Cuzzocrea si sofferma anche sulla condizione di madre e lavoratrice: “Noi donne – nota – siamo cresciute con la cultura della Madonna col Bambino. Risentiamo della cultura cattolica. Nel momento in cui abbiamo pensato al movimento femminista l’abbiamo portato avanti come liberazione del corpo e della donna”. Un passaggio fondamentale questo per la giornalista, che ammette: “In Italia non si è pensato a un modello che tenesse insieme l’essere madre e l’essere donna. Quindi quando siamo madri cerchiamo di vivere la nostra genitorialità come una performance, cercando di essere perfette e capaci di seguire i nostri figli come delle ombre e allo stesso tempo essere precise sul lavoro senza chiedere permessi speciali ai colleghi che non hanno figli”. Una perfezione che viene richiesta alle donne proprio perché in Italia i figli sono considerati ancora un fatto privato e non pubblico. Perché nelle donne continua a scattare un senso di colpa nel momento in cui i figli vengono affidati ad altri spazi sociali educativi che dovrebbe essere lo Stato stesso a finanziare, non le famiglie, che poi si ritrovano costrette a scegliere tra figli e lavoro.

Gli adulti – spiega Matteo Lancini, psicologo, psicoterapeuta e scrittore, una delle voci ascoltate da Cuzzocrea – tendono ormai a intervenire sui bambini con modelli stereotipati. Non esistono più il bambino reale, il suo bisogno, la sua esigenza. Così assistiamo a due fenomeni opposti: una precocizzazione dell’infanzia, con la creazione di questo bambino adultocentrico; e un’infantilizzazione dell’adolescenza, quando cominciamo a pretendere dai nostri figli cose che non abbiamo mai preteso. Standogli addosso, dicendo: non puoi fare questo, non puoi fare quello”.

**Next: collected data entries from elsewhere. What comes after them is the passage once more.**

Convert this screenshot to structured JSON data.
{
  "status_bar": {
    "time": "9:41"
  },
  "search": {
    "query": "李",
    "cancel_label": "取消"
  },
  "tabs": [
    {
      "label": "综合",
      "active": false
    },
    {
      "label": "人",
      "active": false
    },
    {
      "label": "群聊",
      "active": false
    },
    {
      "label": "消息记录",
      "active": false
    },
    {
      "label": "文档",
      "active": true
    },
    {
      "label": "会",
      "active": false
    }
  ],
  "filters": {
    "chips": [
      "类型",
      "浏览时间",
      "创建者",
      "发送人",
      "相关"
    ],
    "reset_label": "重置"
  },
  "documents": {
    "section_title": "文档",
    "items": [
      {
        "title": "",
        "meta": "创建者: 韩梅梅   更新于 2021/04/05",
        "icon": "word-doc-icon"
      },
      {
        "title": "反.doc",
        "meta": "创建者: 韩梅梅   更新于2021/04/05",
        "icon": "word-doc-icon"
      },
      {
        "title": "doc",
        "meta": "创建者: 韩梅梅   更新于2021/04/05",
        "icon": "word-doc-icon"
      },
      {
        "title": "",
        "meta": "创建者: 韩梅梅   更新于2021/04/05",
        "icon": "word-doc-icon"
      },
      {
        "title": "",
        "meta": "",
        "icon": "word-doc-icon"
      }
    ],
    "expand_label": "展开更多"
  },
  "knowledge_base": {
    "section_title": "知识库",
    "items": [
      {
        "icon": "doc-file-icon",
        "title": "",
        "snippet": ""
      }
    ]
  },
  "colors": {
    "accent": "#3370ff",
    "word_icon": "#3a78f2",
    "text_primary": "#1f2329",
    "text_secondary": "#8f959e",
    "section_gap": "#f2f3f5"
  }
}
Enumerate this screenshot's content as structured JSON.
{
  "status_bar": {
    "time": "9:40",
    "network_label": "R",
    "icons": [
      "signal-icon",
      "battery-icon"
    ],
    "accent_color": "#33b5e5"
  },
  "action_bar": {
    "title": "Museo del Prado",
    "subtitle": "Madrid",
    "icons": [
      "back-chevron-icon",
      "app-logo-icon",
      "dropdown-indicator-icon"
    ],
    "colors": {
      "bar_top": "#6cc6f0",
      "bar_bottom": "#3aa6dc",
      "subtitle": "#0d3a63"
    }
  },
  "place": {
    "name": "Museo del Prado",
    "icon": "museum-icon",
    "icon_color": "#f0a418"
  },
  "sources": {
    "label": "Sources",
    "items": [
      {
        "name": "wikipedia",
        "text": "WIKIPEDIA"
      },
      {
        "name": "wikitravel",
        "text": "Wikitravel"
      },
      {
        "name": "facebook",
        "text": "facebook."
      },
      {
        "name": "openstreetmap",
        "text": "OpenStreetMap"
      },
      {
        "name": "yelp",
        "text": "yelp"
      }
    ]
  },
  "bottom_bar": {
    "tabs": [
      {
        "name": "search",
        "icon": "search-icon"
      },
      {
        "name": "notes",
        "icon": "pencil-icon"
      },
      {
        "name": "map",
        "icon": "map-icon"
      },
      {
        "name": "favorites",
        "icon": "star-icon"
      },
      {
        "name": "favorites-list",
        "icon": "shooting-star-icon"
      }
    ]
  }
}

Le conseguenze sono evidenti: l’attaccamento prolungato, l’ipercontrollo, la sorveglianza continua. e poi un altro fenomeno: il venir meno della “comunità educante” del passato che ha messo tutto il peso e le responsabilità sulle spalle dei genitori (spesso, solo uno) che, non di rado, puntano tutto sulla riuscita dei figli e cercano di rimuovere ogni ostacolo, evitare ogni sofferenza, dimostrare di essere il migliore genitore del secolo. Come dice lo scrittore Giacomo Papi, “la nostra è la prima generazione di genitori che vivono questo ruolo come performance”. La scrittrice Nadia Terranova parla addirittura della “sparizione dell’infanzia che ci rimanda a qualcosa di metaforico, di più grande”. È una rimozione: molti preferiscono non ricordare quel che provavano o pensavano da bambini. “Come se l’unico modo di crescere fosse una cesura e non, invece, la capacità di tenere insieme tutto. Parte da qui – sospettiamo entrambe – la scarsa propensione a guardare i più piccoli per quello che sono davvero. Sigillandoli nello stereotipo, costringendoli in una dimensione in cui è l’adulto a stabilire cosa hanno il diritto di dire, provare, pensare. Tutto quello che scarta, ci spaventa. Tutto quello che spaventa, lo allontaniamo”.

Il viaggio di Cuzzocrea va anche oltre e racconta i bambini stranieri, i disabili, i figli dei carcerati, le situazioni di disagio e di emarginazione, soprattutto nel Sud del Paese. Domande che meriterebbero una risposta da parte delle istituzioni.